Categories
Kesehatan

Kegunaan Femometer App

Bagi pasangan suami istri yang merencanakan kehamilan, atau bagi wanita yang justru ingin menunda kehamilannya maka bisa menggunakan Femometer app yang akan memberikan hasil yang tepat dan akurat, jika dibandingkan dengan menggunakan sistem hitung kalender secara manual. Apalagi jika siklus haid atau periode menstruasinya tidak pasti dan selalu berubah-ubah di setiap bulannya.

Apakah Femometer App itu

Femometer app ialah salah satu kalkulator kehamilan atau fertility tracker yang bisa diandalkan karena memiliki tingkat akurasi yang tinggi. Termometer basal tersebut bisa digunakan untuk mengukur perubahan pada suhu tubuh wanita, meski sekecil apapun tingkat perubahan akan terdeteksi dengan secara akurat. Femometer atau termometer yang telah dilengkapi dengan pengukur khusus suhu tubuh basal  ini juga bisa disambungkan melalui bluetooth dari smartphone guna memudahkan analisa dan pembacaan hasilnya. 

Cara Penggunaan Femometer 

Ovulasi atau masa subur wanita ialah suatu proses ketika sel telur yang telah matang dikeluarkan dari ovarium ke tuba falopi lalu siap untuk dibuahi. Pada sistem perhitungan kalender  maka masa ovulasi terjadi di sekitar 12 hari hingga 14 hari sebelum hari pertama menstruasi atau haid berikutnya. Pada saat ovulasi tersebut terjadi maka suhu tubuh wanita pada masa subur tersebut akan mengalami peningkatan hingga sekitar 0,5 derajat celcius sampai sekitar 1 derajat Celcius. Hal ini karena pada saat ovulasi tersebut maka indung telur akan mengeluarkan hormon progesteron. Lalu hormon progesteron tersebut akan membuat naik suhu tubuh menjadi lebih tinggi. Pergunakan femometer tersebut untuk mengukur suhu tubuh pada saat bangun tidur, yakni di pagi hari sebelum beranjak dari tempat tidur dan melakukan aktivitas apapun. Caranya ialah dengan meletakkannya di bawah lidah hingga tercatat suhu basalnya. Suhu tubuh normal wanita yang sedang tidak mengalami ovulasi ialah sekitar 36,2 derajat celcius hingga 36,5 derajat Celcius. Sehingga jika terjadi kenaikan suhu basal maka bisa diindikasikan telah mulai memasuki masa ovulasi atau masa subur. 

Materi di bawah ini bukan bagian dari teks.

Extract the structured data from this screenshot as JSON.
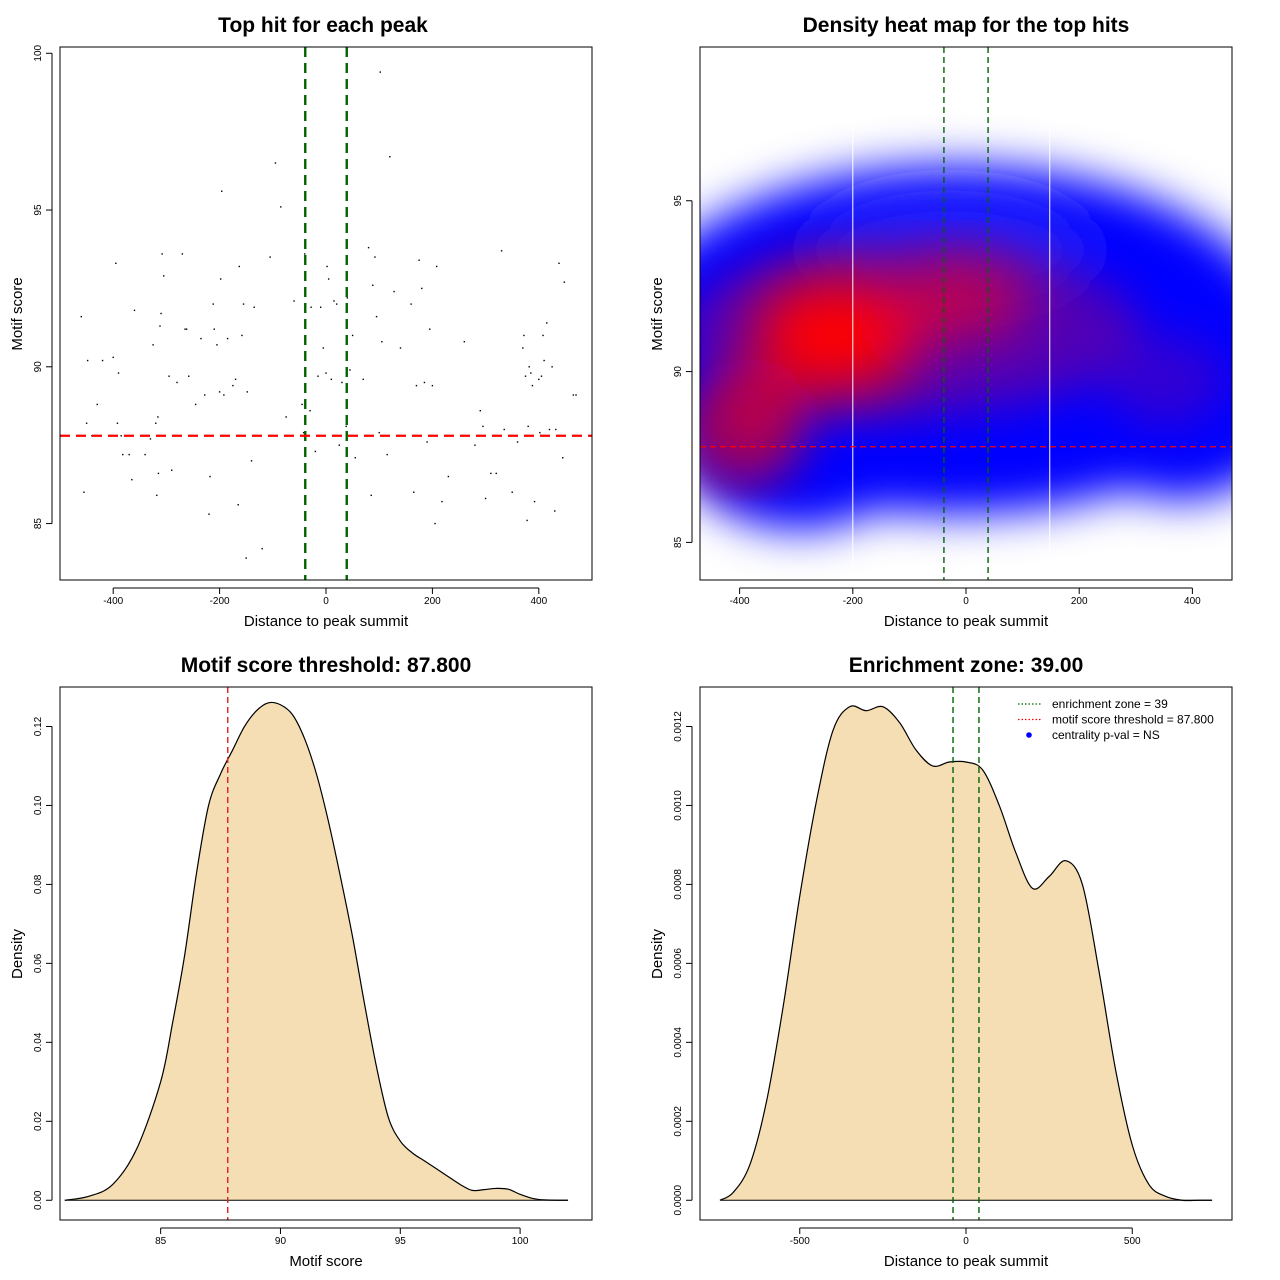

Agar bisa akurat hasilnya maka lakukanlah pengukuran suhu tubuh basal setiap hari selama pada fase masa siklus menstruasi penuh, yakni sejak pada hari pertama ketika mengalami haid hingga sampai pada hari pertama haid periode selanjutnya. Lalu catat hasil pengukuran suhu basal dengan rutin pada memory catatan notes di software aplikasi yang telah diunduh dan lalu di install pada smartphone. Bisa menggunakan ponsel berbasis sistem operasi Android maupun ponsel yang berbasis sistem operasi iOS. Tempat atau sumber untuk mendownloadnya pun resmi yakni bisa didapatkan di PlayStore atau pun bisa juga di AppStore, tinggal sesuaikan dengan OS smartphone nya masing-masing. Mudah dan praktis serta minim resiko kena virus jika menginstall aplikasi Femometer tersebut dari tempat application store yang resmi.